ゾイド ジェネシス 第26話 「霧の河」

 勝手タイトル「ザイリン、釣りをしている間に、ルージに追い抜かれた の巻」
 ああ、組織掌握(失敗)とか戦術とか、存分に描かれていて、見ていて気持ちがいい。
 前回の伏線のとおり、ラ・カンを撤退の算段を考えている臆病者と誤解して、戦果を焦って先走るエレファンダー隊。

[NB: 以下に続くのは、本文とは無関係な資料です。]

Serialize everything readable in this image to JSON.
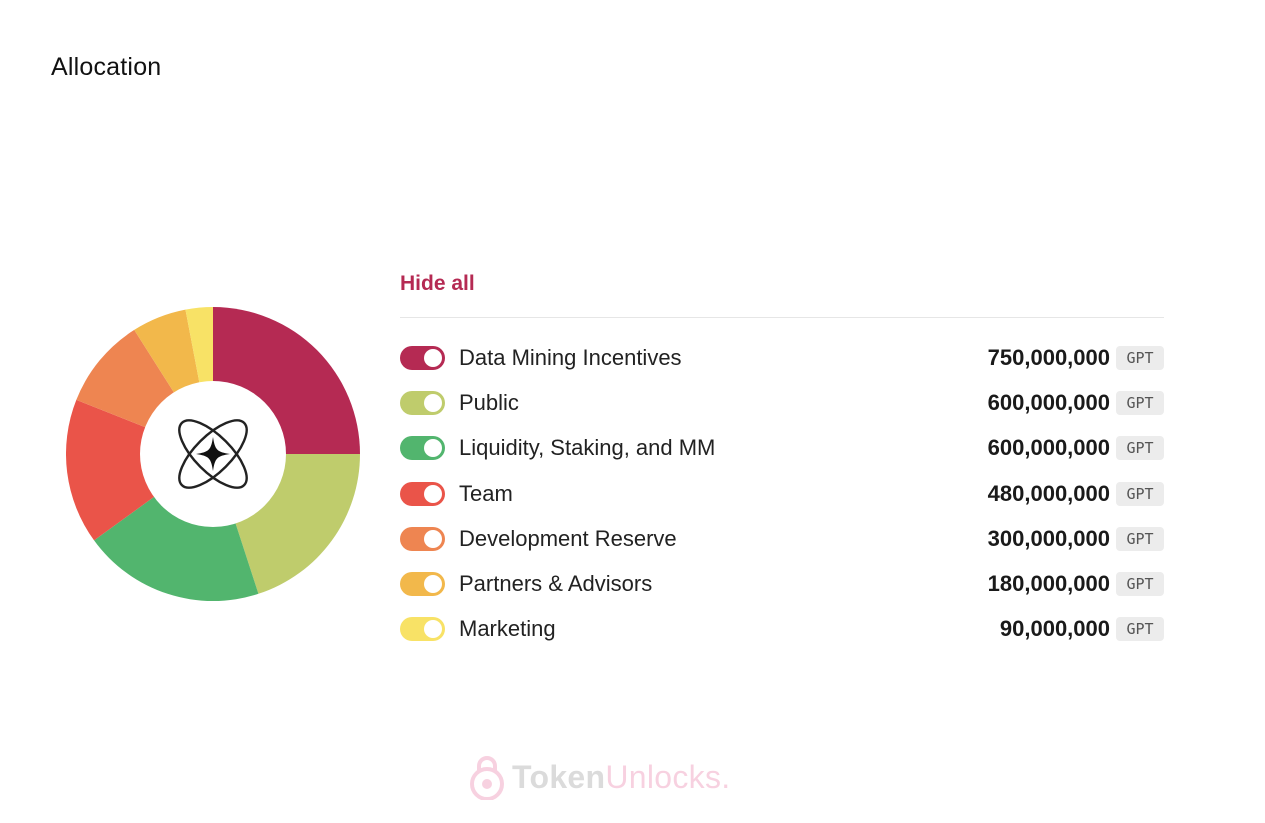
{
  "title": "Allocation",
  "hide_all_label": "Hide all",
  "watermark": {
    "brand_token": "Token",
    "brand_unlocks": "Unlocks",
    "dot": "."
  },
  "center_logo_icon": "atom-star-icon",
  "chart_data": {
    "type": "pie",
    "style": "donut",
    "unit": "GPT",
    "series": [
      {
        "name": "Data Mining Incentives",
        "value": 750000000,
        "display": "750,000,000",
        "color": "#b52a53"
      },
      {
        "name": "Public",
        "value": 600000000,
        "display": "600,000,000",
        "color": "#bfcc6c"
      },
      {
        "name": "Liquidity, Staking, and MM",
        "value": 600000000,
        "display": "600,000,000",
        "color": "#52b56e"
      },
      {
        "name": "Team",
        "value": 480000000,
        "display": "480,000,000",
        "color": "#ea5449"
      },
      {
        "name": "Development Reserve",
        "value": 300000000,
        "display": "300,000,000",
        "color": "#ee8551"
      },
      {
        "name": "Partners & Advisors",
        "value": 180000000,
        "display": "180,000,000",
        "color": "#f2b84b"
      },
      {
        "name": "Marketing",
        "value": 90000000,
        "display": "90,000,000",
        "color": "#f8e266"
      }
    ]
  }
}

そこから、統制が取れなくなって、我先に出撃しだす。
 ここで、仮にザイリンに策が読まれていなかったとしても、出撃が早すぎると陽動側に向かっていたディガルド部隊が戻ってきてしまう事が示唆されるのが、芸が細かい。
 ここでもラ・カンは、No2タイプゆえの指導力の弱さを露呈するし(G1サウンドウェーブがトップに立てないし、『THE MOVIE』の立候補乱立シーン以外では立とうともしなかったのも、そういう事でしょう)、かといって、味方内の邪魔者をあえて敗北させて、人員整理と規律の引き締めを意図的に行えるほど、冷徹でも無い。
 ディガルド側は、もう、実に見事なまでの、地形を生かした待ち伏せによる包囲殲滅戦を披露してくれる。
 しかし、ここで、やはりザイリン。ツメがあまい。ダム前にも、自分単機では無く、バイオラプター部隊や、無理をしてでもバイオケントロを引っ張り出していれば、完勝はほぼ確実だったでしょう。このあたり、シナリオの粗にも見えます。ルージの「お前はディガルド討伐軍に負けたんだ」と対比させて、スタンドプレーに走るザイリンと、チームプレイを重視する事を学んだルージというのも、もっと強調していればよかったでしょう。
 ラストのルージの「全滅ではないです」。たしかに苦しい強がりですが、ああいう場面では、無理をしてでも、ああ言い切らないと、集団はまとめられない。

 これで、作画などがよければなあ......
 まあ、作画環境の苦しさを、シナリオで補う、日本のテレビアニメの伝統といえばそれまでですが。